September 10th, 2019
Monchego Creek mm 1994.5 to Creede Junction mm 2021.3
Distance in miles: 26.8 plus 3 RT to San Luis Peak
Coyotes again make a racket through the night, probably fighting over dibs on the dead cow. Their yips and yaps become a part of my dreams…white noise of the high hills. I should make one of those relaxation tapes out of it. In the early morning, I hear the soothing hoots of a great horned owl. I was just saying to Relentless the morning before that the woods are lacking any owls. Here’s the reply to my concern. They must like lower elevations.
The morning is fresh and beautiful, the low light enhancing the yellow flowers of the sagebrush prairie. We alternate between these fields and stands of aspen. The scent of the aspen fills me with content…such a lovely smell. We wind our way down to the Cochetopa River and begin the long trace (15 miles) up to its headwaters below San Luis Peak.
This watershed gets more dramatic as we go up, first with high canyon-like walls and then volcanic peaks with hoodoos jutting off the sides. We climb about 3000 feet in elevation and are eventually at the saddle at 12,618′.From this point, it’s only about 1.5 miles and 1400′ more of elevation gain to the top of San Luis Peak, 14,014′. I wanted to climb it as a side trip last time on the CT but thunderstorms we’re moving in. It’s a very exposed peak and no place to be in bad weather.This time around, there are some clouds but not the kind that carry lightning. And they are still far away. I decide to drop my pack and go for it. It’s usually folly to begin bagging a 14er at 3 pm but I will be fast. Relentless stays behind to nap and guard the packs from marauding marmots.
Moving up, it feels steeper and harder than it looked from far away. Maybe it’s because I’m also being pelted by strong wind. I plug away at it, having no one ahead to try to catch or keep pace with. I’m the only one on the whole mountain…a first out of my seven 14ers. It’s kind of cool to have this one all to myself…I just wish I had more time to enjoy it.

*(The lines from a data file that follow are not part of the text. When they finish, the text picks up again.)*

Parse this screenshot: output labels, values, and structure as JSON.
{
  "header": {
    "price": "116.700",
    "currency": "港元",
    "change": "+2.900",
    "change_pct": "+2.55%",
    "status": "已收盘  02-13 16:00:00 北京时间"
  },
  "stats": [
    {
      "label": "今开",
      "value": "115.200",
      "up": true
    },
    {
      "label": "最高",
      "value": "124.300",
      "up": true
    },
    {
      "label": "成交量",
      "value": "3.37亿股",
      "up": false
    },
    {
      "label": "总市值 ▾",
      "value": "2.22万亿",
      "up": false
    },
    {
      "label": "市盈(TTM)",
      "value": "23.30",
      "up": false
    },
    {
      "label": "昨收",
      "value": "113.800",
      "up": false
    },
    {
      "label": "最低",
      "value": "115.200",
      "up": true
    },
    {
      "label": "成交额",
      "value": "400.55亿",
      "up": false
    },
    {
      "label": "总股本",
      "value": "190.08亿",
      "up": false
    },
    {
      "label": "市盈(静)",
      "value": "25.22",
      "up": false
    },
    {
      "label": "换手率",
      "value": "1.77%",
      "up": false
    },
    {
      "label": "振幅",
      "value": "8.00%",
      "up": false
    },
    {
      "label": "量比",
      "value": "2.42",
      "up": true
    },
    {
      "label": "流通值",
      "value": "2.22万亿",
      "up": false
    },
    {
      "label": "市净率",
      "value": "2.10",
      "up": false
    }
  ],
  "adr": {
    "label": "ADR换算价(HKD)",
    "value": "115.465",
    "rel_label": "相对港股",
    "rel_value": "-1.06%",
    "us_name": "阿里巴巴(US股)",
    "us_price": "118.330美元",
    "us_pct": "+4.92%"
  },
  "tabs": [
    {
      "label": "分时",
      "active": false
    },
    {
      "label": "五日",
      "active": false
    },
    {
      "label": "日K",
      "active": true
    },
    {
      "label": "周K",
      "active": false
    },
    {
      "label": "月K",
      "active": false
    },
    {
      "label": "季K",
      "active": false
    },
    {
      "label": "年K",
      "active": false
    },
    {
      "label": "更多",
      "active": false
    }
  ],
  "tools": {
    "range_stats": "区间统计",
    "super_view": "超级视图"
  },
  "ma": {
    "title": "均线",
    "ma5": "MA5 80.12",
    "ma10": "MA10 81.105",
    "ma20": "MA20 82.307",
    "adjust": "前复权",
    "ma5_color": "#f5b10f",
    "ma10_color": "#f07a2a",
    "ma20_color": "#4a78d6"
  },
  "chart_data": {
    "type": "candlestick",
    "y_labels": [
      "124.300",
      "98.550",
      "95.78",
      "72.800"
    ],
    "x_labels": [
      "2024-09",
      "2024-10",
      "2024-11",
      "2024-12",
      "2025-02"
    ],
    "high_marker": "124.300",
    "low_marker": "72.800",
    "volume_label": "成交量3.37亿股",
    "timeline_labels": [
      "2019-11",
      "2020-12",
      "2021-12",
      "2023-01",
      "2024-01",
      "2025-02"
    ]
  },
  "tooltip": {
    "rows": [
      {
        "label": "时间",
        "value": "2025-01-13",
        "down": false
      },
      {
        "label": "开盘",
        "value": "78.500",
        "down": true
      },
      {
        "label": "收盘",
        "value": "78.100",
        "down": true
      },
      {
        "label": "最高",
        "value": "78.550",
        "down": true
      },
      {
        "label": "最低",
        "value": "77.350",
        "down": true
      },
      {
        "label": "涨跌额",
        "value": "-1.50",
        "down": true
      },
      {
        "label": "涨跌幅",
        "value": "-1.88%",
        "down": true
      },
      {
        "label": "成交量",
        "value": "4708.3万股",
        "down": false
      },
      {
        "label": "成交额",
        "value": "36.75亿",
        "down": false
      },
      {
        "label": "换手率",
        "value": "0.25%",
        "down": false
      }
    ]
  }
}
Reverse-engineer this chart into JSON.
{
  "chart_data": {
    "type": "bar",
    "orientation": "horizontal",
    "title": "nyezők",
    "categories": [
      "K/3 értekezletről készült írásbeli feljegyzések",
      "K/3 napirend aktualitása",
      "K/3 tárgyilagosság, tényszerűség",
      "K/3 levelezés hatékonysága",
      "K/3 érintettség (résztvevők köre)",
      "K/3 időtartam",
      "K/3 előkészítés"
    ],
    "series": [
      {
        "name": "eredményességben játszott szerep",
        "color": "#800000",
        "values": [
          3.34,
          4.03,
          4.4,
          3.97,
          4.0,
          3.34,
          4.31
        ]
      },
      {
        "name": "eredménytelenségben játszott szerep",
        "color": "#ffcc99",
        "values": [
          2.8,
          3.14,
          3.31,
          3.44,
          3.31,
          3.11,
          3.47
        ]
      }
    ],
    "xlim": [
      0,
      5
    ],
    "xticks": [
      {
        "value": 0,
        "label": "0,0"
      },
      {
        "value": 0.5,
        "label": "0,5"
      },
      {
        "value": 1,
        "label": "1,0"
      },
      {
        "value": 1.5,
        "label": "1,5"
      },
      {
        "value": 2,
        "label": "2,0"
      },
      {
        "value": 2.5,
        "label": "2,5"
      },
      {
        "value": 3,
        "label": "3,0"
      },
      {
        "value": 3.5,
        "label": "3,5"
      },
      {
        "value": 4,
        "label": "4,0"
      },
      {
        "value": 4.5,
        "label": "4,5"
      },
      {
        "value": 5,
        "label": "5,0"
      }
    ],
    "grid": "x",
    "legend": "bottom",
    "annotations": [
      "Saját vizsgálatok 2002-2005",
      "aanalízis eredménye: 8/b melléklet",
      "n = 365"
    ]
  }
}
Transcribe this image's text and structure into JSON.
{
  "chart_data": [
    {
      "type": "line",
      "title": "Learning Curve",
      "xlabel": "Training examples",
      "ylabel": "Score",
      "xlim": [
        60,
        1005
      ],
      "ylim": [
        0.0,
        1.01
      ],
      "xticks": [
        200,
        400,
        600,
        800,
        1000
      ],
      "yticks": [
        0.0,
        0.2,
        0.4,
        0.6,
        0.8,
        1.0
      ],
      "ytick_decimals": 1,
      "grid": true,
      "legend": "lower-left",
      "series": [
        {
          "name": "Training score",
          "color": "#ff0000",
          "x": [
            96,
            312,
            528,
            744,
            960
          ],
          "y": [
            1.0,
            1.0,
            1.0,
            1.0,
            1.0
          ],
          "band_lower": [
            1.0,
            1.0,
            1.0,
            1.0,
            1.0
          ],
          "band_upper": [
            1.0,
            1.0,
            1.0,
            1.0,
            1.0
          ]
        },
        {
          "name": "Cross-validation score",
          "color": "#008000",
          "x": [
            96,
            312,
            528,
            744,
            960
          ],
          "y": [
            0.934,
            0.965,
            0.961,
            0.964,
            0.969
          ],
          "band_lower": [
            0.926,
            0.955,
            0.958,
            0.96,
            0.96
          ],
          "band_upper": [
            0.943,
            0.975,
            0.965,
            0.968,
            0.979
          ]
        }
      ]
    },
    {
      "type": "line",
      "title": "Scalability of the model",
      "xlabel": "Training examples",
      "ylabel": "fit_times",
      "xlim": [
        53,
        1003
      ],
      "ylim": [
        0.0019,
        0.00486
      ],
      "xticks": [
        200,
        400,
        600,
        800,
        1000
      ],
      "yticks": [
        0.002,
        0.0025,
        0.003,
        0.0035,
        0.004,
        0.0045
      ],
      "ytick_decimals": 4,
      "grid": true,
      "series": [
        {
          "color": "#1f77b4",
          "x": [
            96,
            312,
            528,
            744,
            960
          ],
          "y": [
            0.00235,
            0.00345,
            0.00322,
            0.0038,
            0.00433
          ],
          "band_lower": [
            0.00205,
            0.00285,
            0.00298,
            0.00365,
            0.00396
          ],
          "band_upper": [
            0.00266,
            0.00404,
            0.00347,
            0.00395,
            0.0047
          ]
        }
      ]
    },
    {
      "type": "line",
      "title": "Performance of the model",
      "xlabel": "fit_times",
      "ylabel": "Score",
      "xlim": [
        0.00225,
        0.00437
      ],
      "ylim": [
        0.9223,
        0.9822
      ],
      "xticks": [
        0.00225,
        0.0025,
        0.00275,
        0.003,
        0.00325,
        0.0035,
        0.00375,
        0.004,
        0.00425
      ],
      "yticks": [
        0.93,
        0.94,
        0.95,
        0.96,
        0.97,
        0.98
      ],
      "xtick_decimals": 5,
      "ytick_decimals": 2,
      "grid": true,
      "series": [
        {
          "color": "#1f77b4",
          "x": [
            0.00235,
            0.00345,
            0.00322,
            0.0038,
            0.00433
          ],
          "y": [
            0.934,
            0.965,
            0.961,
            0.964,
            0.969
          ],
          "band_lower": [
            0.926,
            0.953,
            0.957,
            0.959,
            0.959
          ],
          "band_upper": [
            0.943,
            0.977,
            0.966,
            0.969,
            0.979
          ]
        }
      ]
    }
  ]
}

I make it to the top in about 45 minutes and take 10 minutes to write in the registry, take selfies, and just admire the views. As is sometimes the case at the very top, the wind isn’t as bad and I want to stay awhile. But already it has clouded up and I can see rain falling in the distance all around.The San Juans look a bit dismal but the mountain ranges to the north and east still have good weather. Often it can be raining or snowing in these mountains while the rest of the state enjoys blue-bird skies. They are notoriously wet and unsettled, so it just seems fitting that we get some weather on the very first day. Ah, the return of the wet and cold.I run down the peak to beat an incoming storm and make the saddle in just 20 minutes. So it’s about an hour and half for the round trip. We continue down the trail, traversing several bowls. It starts sprinkling just 30 minutes later and I put on layers. It’s clear we won’t make our target campsite at over 30 miles for the day (I’m tired for some reason, what could it be?), so we pick up water and head for the saddle at the Creede Junction. We hope we can find a place somewhat protected from the wind.
The saddle is pretty exposed and the wind is whipping through. There are a few spots among the willows but I keep walking towards the other side where the trail begins to ascend again. There are some scattered pines that I hope to find shelter in. A buck raises its head from the willows and I take it as a sign. We follow a game trail towards the buck and after 50 yards, find a beautiful hidden campsite. It is nestled among the willows and trees such that I park my tent perfectly protected.Just as we get the tents up, it begins to rain hard and doesn’t stop for an hour. Off and on showers last much of the night. Once again, judgement and timing have worked out perfectly. I’m dry and warm, happy with the day’s accomplishments.